Established in 1952 and became operational in April 1952 as Fortuna Air Force Station manned by the 780th AC&W Squadron. The station initially had both a Ground-Control Intercept (GCI) and early warning mission. The early warning mission involved tracking and identifying all aircraft entering their airspace while the GCI mission involved guiding Air Force interceptors to any identified enemy aircraft. Controllers at the station vectored fighter aircraft at the correct course and speed to intercept enemy aircraft using voice commands via ground-to-air radio.
SAGE System Transition
The transition of the manual GCI system to the automated SAGE system began with the installation of the FST-2 coordinate data transmitter and search radar upgrades.

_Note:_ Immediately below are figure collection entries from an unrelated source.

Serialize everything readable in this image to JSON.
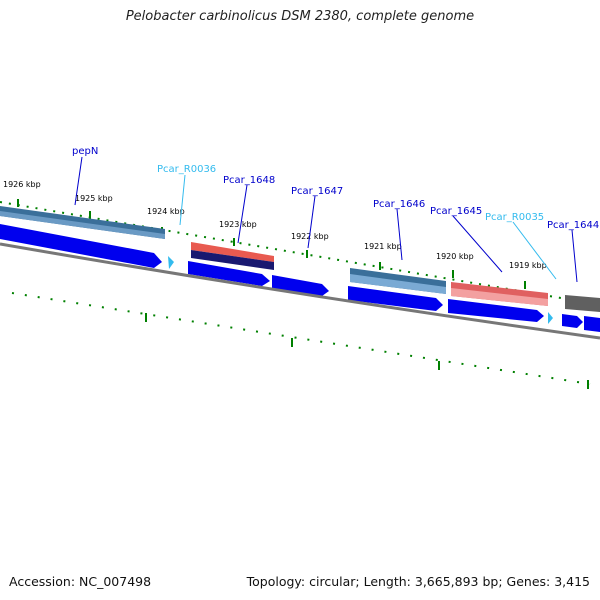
{
  "title": "Pelobacter carbinolicus DSM 2380, complete genome",
  "footer": {
    "accession": "Accession: NC_007498",
    "topology": "Topology: circular; Length: 3,665,893 bp; Genes: 3,415"
  },
  "colors": {
    "cds_blue": "#0000ff",
    "gene_steel": "#4682b4",
    "gene_red": "#f07070",
    "gene_dark": "#191970",
    "gene_gray": "#707070",
    "rna_cyan": "#40c0e8",
    "tick_green": "#008000",
    "label_blue": "#0000cc",
    "label_cyan": "#33bbee",
    "backbone": "#777777"
  },
  "kbp_labels": [
    "1926 kbp",
    "1925 kbp",
    "1924 kbp",
    "1923 kbp",
    "1922 kbp",
    "1921 kbp",
    "1920 kbp",
    "1919 kbp"
  ],
  "gene_labels": [
    {
      "text": "pepN",
      "kind": "protein"
    },
    {
      "text": "Pcar_R0036",
      "kind": "rna"
    },
    {
      "text": "Pcar_1648",
      "kind": "protein"
    },
    {
      "text": "Pcar_1647",
      "kind": "protein"
    },
    {
      "text": "Pcar_1646",
      "kind": "protein"
    },
    {
      "text": "Pcar_1645",
      "kind": "protein"
    },
    {
      "text": "Pcar_R0035",
      "kind": "rna"
    },
    {
      "text": "Pcar_1644",
      "kind": "protein"
    }
  ]
}
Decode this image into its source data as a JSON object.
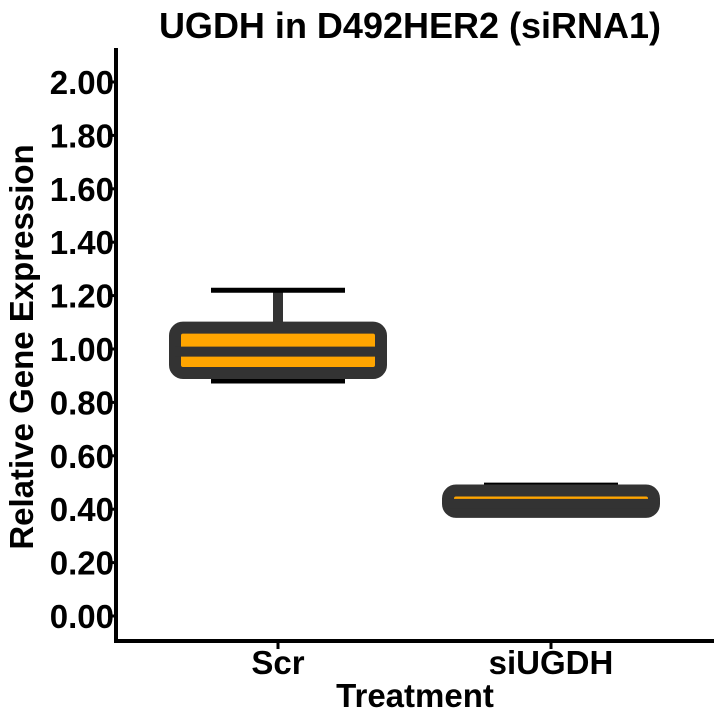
{
  "chart_data": {
    "type": "box",
    "title": "UGDH in D492HER2 (siRNA1)",
    "xlabel": "Treatment",
    "ylabel": "Relative Gene Expression",
    "ylim": [
      0,
      2.0
    ],
    "y_ticks": [
      0.0,
      0.2,
      0.4,
      0.6,
      0.8,
      1.0,
      1.2,
      1.4,
      1.6,
      1.8,
      2.0
    ],
    "y_tick_labels": [
      "0.00",
      "0.20",
      "0.40",
      "0.60",
      "0.80",
      "1.00",
      "1.20",
      "1.40",
      "1.60",
      "1.80",
      "2.00"
    ],
    "categories": [
      "Scr",
      "siUGDH"
    ],
    "boxes": [
      {
        "category": "Scr",
        "whisker_low": 0.88,
        "q1": 0.91,
        "median": 0.99,
        "q3": 1.08,
        "whisker_high": 1.22,
        "fill": "#FFA500"
      },
      {
        "category": "siUGDH",
        "whisker_low": 0.38,
        "q1": 0.39,
        "median": 0.42,
        "q3": 0.47,
        "whisker_high": 0.49,
        "fill": "#FFA500"
      }
    ],
    "grid": false,
    "legend": "none",
    "colors": {
      "box_outline": "#333333",
      "box_fill": "#FFA500",
      "axis": "#000000"
    }
  }
}
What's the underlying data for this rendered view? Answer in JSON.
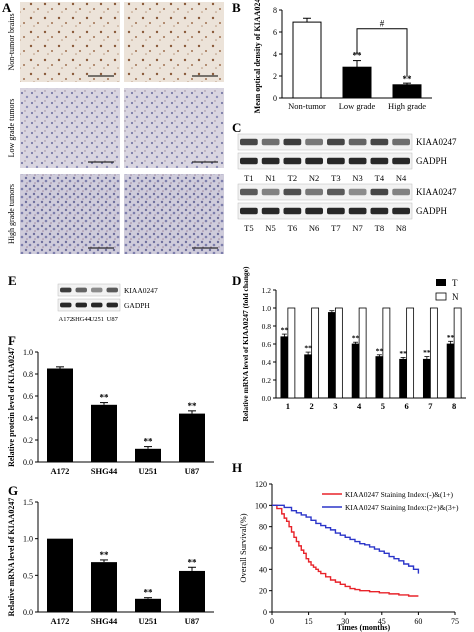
{
  "panel_letters": [
    "A",
    "B",
    "C",
    "D",
    "E",
    "F",
    "G",
    "H"
  ],
  "panelA": {
    "row_labels": [
      "Non-tumor brains",
      "Low grade tumors",
      "High grade tumors"
    ]
  },
  "blots": {
    "C_top_rows": [
      "KIAA0247",
      "GADPH"
    ],
    "C_top_lanes": [
      "T1",
      "N1",
      "T2",
      "N2",
      "T3",
      "N3",
      "T4",
      "N4"
    ],
    "C_bottom_rows": [
      "KIAA0247",
      "GADPH"
    ],
    "C_bottom_lanes": [
      "T5",
      "N5",
      "T6",
      "N6",
      "T7",
      "N7",
      "T8",
      "N8"
    ],
    "E_rows": [
      "KIAA0247",
      "GADPH"
    ],
    "E_lanes": [
      "A172",
      "SHG44",
      "U251",
      "U87"
    ]
  },
  "chart_data": [
    {
      "panel": "B",
      "type": "bar",
      "categories": [
        "Non-tumor",
        "Low grade",
        "High grade"
      ],
      "values": [
        6.9,
        2.8,
        1.2
      ],
      "errors": [
        0.35,
        0.6,
        0.15
      ],
      "fills": [
        "#ffffff",
        "#000000",
        "#000000"
      ],
      "ylabel": "Mean optical density of KIAA0247",
      "ylim": [
        0,
        8
      ],
      "yticks": [
        "0",
        "2",
        "4",
        "6",
        "8"
      ],
      "annotations": [
        "**",
        "**",
        "#"
      ]
    },
    {
      "panel": "D",
      "type": "bar",
      "categories": [
        "1",
        "2",
        "3",
        "4",
        "5",
        "6",
        "7",
        "8"
      ],
      "series": [
        {
          "name": "T",
          "values": [
            0.68,
            0.48,
            0.95,
            0.6,
            0.46,
            0.43,
            0.43,
            0.6
          ],
          "errors": [
            0.03,
            0.03,
            0.02,
            0.02,
            0.02,
            0.02,
            0.03,
            0.03
          ]
        },
        {
          "name": "N",
          "values": [
            1.0,
            1.0,
            1.0,
            1.0,
            1.0,
            1.0,
            1.0,
            1.0
          ]
        }
      ],
      "ylabel": "Relative mRNA level of KIAA0247 (fold change)",
      "ylim": [
        0,
        1.2
      ],
      "yticks": [
        "0.0",
        "0.2",
        "0.4",
        "0.6",
        "0.8",
        "1.0",
        "1.2"
      ],
      "annotations": [
        "**",
        "**",
        "**",
        "**",
        "**",
        "**",
        "**"
      ],
      "legend": "top-right"
    },
    {
      "panel": "F",
      "type": "bar",
      "categories": [
        "A172",
        "SHG44",
        "U251",
        "U87"
      ],
      "values": [
        0.85,
        0.52,
        0.12,
        0.44
      ],
      "errors": [
        0.015,
        0.02,
        0.02,
        0.025
      ],
      "ylabel": "Relative protein level of KIAA0247",
      "ylim": [
        0,
        1.0
      ],
      "yticks": [
        "0.0",
        "0.2",
        "0.4",
        "0.6",
        "0.8",
        "1.0"
      ],
      "annotations": [
        "**",
        "**",
        "**"
      ]
    },
    {
      "panel": "G",
      "type": "bar",
      "categories": [
        "A172",
        "SHG44",
        "U251",
        "U87"
      ],
      "values": [
        1.0,
        0.68,
        0.18,
        0.56
      ],
      "errors": [
        0,
        0.03,
        0.015,
        0.05
      ],
      "ylabel": "Relative mRNA level of KIAA0247",
      "ylim": [
        0,
        1.5
      ],
      "yticks": [
        "0.0",
        "0.5",
        "1.0",
        "1.5"
      ],
      "annotations": [
        "**",
        "**",
        "**"
      ]
    },
    {
      "panel": "H",
      "type": "line",
      "series": [
        {
          "name": "KIAA0247 Staining Index:(-)&(1+)",
          "color": "#e8232a",
          "x": [
            0,
            2,
            4,
            5,
            6,
            7,
            8,
            9,
            10,
            11,
            12,
            13,
            14,
            15,
            16,
            17,
            18,
            19,
            20,
            22,
            24,
            26,
            28,
            30,
            32,
            34,
            36,
            40,
            44,
            48,
            52,
            56,
            60
          ],
          "y": [
            100,
            97,
            92,
            88,
            85,
            80,
            75,
            70,
            66,
            62,
            58,
            55,
            50,
            47,
            44,
            42,
            40,
            38,
            36,
            33,
            30,
            28,
            26,
            24,
            22,
            21,
            20,
            19,
            18,
            17,
            16,
            15,
            15
          ]
        },
        {
          "name": "KIAA0247 Staining Index:(2+)&(3+)",
          "color": "#2b35c9",
          "x": [
            0,
            5,
            8,
            10,
            12,
            14,
            16,
            18,
            20,
            22,
            24,
            26,
            28,
            30,
            32,
            34,
            36,
            38,
            40,
            42,
            44,
            46,
            48,
            50,
            52,
            54,
            56,
            58,
            60
          ],
          "y": [
            100,
            98,
            95,
            93,
            91,
            89,
            86,
            83,
            81,
            79,
            77,
            74,
            72,
            70,
            68,
            66,
            64,
            63,
            61,
            59,
            57,
            55,
            52,
            50,
            48,
            45,
            43,
            40,
            36
          ]
        }
      ],
      "ylabel": "Overall Survival(%)",
      "xlabel": "Times (months)",
      "xlim": [
        0,
        75
      ],
      "ylim": [
        0,
        120
      ],
      "xticks": [
        "0",
        "15",
        "30",
        "45",
        "60",
        "75"
      ],
      "yticks": [
        "0",
        "20",
        "40",
        "60",
        "80",
        "100",
        "120"
      ],
      "legend": "top-right"
    }
  ]
}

The FST-2 equipment digitized the radar returns and transmitted the digital returns to the SAGE direction center. Under the SAGE System, interceptor aircraft were directed to their targets by the direction center computers and controllers, greatly reducing the need for local controllers and equipment at every radar station.
The FST-2 was a very large digital system using vacuum tube technology. Over 6900 vacuum tubes were used in each FST-2 requiring 21 air-conditioned cabinets, 40 tons of air conditioning, 43.5 kva of prime power and usually a large new addition to the operations building. The FST-2B modification added two more cabinets but with newer solid state (transistor) technology to process coded responses from aircraft transponders.
SAGE System Operation
The site began operation as a SAGE site in 1961 initially feeding the Minot SAGE Direction Center DC-19. The search radar was upgraded to an FPS-20A with one FPS-6 and one FPS-6A height-finder radar. In 1963 the FPS-20A was replaced by an FPS-35 and one of the FPS-6s was upgraded to become an FPS-90. In 1963 Fortuna began feeding the Malmstrom SAGE Direction Center DC-20. In 1964 the remaining FPS-6 height-finder was replaced with an FPS-26A.

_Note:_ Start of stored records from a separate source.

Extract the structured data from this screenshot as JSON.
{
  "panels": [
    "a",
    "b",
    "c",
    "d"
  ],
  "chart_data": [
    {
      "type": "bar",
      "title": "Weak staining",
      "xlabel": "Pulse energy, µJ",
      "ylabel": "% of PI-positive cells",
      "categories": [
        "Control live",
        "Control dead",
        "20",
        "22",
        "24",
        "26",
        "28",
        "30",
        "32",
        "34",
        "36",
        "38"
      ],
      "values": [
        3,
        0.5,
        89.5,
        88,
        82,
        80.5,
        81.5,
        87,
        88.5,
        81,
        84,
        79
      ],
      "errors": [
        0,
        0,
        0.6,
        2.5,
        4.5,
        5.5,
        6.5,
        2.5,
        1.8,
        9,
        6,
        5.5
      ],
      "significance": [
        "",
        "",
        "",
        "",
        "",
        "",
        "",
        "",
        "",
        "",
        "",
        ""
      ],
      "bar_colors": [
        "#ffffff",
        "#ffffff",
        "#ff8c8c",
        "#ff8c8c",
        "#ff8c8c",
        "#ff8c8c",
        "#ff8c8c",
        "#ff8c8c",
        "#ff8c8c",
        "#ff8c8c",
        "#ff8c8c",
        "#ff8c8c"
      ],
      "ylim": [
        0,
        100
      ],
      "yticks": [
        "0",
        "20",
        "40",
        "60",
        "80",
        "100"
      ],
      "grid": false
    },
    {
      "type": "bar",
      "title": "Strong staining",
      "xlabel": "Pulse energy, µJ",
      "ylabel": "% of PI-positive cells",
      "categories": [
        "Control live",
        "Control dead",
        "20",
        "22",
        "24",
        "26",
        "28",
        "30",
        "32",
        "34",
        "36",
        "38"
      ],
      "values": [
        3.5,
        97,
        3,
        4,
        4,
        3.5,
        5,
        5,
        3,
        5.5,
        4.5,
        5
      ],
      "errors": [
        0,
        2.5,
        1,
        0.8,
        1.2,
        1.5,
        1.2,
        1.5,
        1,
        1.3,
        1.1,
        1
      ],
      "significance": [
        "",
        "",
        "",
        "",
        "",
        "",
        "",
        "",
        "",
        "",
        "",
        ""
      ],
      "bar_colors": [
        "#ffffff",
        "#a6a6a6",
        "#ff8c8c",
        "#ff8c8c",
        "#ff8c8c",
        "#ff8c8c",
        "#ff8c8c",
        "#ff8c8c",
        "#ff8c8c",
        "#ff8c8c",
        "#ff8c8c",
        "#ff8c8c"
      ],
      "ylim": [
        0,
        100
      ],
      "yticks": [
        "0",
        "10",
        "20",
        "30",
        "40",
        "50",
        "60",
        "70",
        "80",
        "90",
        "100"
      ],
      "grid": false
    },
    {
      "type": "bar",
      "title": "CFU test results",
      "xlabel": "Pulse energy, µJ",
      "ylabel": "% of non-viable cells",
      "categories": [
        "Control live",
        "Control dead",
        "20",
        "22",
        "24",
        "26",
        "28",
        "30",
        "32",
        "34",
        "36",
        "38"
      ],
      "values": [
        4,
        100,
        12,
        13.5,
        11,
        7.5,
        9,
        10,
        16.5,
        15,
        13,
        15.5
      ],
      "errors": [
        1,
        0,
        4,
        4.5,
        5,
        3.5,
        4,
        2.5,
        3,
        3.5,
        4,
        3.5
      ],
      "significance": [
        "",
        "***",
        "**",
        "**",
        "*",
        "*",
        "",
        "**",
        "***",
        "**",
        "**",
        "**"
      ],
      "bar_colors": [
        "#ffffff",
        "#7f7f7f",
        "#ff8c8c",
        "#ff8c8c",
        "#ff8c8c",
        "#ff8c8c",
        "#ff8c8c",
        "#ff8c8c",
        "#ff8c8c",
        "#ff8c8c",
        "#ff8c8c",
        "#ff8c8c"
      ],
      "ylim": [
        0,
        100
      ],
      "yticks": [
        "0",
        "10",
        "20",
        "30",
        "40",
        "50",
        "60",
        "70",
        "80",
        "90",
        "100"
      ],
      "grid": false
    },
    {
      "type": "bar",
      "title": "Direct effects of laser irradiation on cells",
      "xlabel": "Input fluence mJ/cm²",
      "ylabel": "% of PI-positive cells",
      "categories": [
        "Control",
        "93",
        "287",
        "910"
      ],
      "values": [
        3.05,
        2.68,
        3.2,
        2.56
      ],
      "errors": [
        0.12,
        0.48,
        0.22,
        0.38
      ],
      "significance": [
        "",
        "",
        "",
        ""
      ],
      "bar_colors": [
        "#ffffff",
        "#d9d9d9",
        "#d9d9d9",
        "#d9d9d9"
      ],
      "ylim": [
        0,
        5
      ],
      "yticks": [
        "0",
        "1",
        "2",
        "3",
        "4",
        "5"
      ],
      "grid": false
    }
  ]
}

A violent storm in 1964 destroyed the large FPS-35 radar antenna and put that radar out of commission until a replacement antenna from Manassas Air Force Station was installed a year later. In the interim, an FPS-64 search radar was temporarily installed on the old FPS-20 tower. After a new FPS-35 antenna was installed the FPS-64 was removed. In 1969 the FPS-90 was removed leaving only the FPS-35 and FPS-26A radars.
Both the FPS-35 and the FPS-26A were heavy long-range radars with electronic countermeasures, only 12 of the FPS-35s were built for the Air Force. The location and the radar capabilities assure the longevity of the site and also made it a platform for technology upgrades. As the need for a backup for the SAGE system developed, Fortuna AFS was subsequently chosen to host all thee phases of the SAGE Backup and Intercept Control (BUIC) system. BUIC I was a return to manual intercept control, BUIC II was an interim automated solution while BUIC III was a more capable automated solution.
Technological change came to Fortuna with the BUIC II system and the Burroughs D825 (GSA-51) computer system. The BUIC II system officially went operational at Fortuna on 1 Mar 1966.
Fortuna AFS was selected as a BUIC III site and in 1970 the 780th Radar Squadron (SAGE) became the 780th Air Defense Group (BUIC). The BUIC III system featured a more capable computer, the GSA-51A, and was able to accept inputs from more surveillance radar sites and control larger air defense sectors. The system also brought a replacement of the vacuum tube FST-2 with the solid state FYQ-47 in the early 1970s. As the threat from a Soviet bomber fleet lessened the decision to mothball the BUIC system came in 1974 and the station was closed five years later.
Fortuna AFS and the 780th Radar Squadron were deactivated on 29 Sep 1979.
The physical plant of the site was divided into the main site, a cantonment area, two housing areas and a radio site. The main site housed the operations building, the radar towers, and the power plant. The cantonment area housed the enlisted barracks, the bachelor officer's quarters, the orderly room, the dining hall, the motor pool and other support buildings. Apart from the main site were two small housing areas (45 units total) for married personnel.
A separate radio site housed the radio equipment for directing aircraft intercepts. Like most early radar stations, Fortuna originally had a radio transmitter site and a separate radio receiver site used by local controllers for voice direction of fighter interceptors to their targets. With the SAGE System, the SAGE Direction centers had the primary task of directing intercepts and the local radio sites were reconfigured, usually into a single site that was known as the Ground to Air Transmitter Receiver (GATR) site. The GATR site communicated with the interceptors from either the local site or the SAGE direction center via voice commands and/or a digital data link.
Abandoned in Fortuna, Divide County, North Dakota.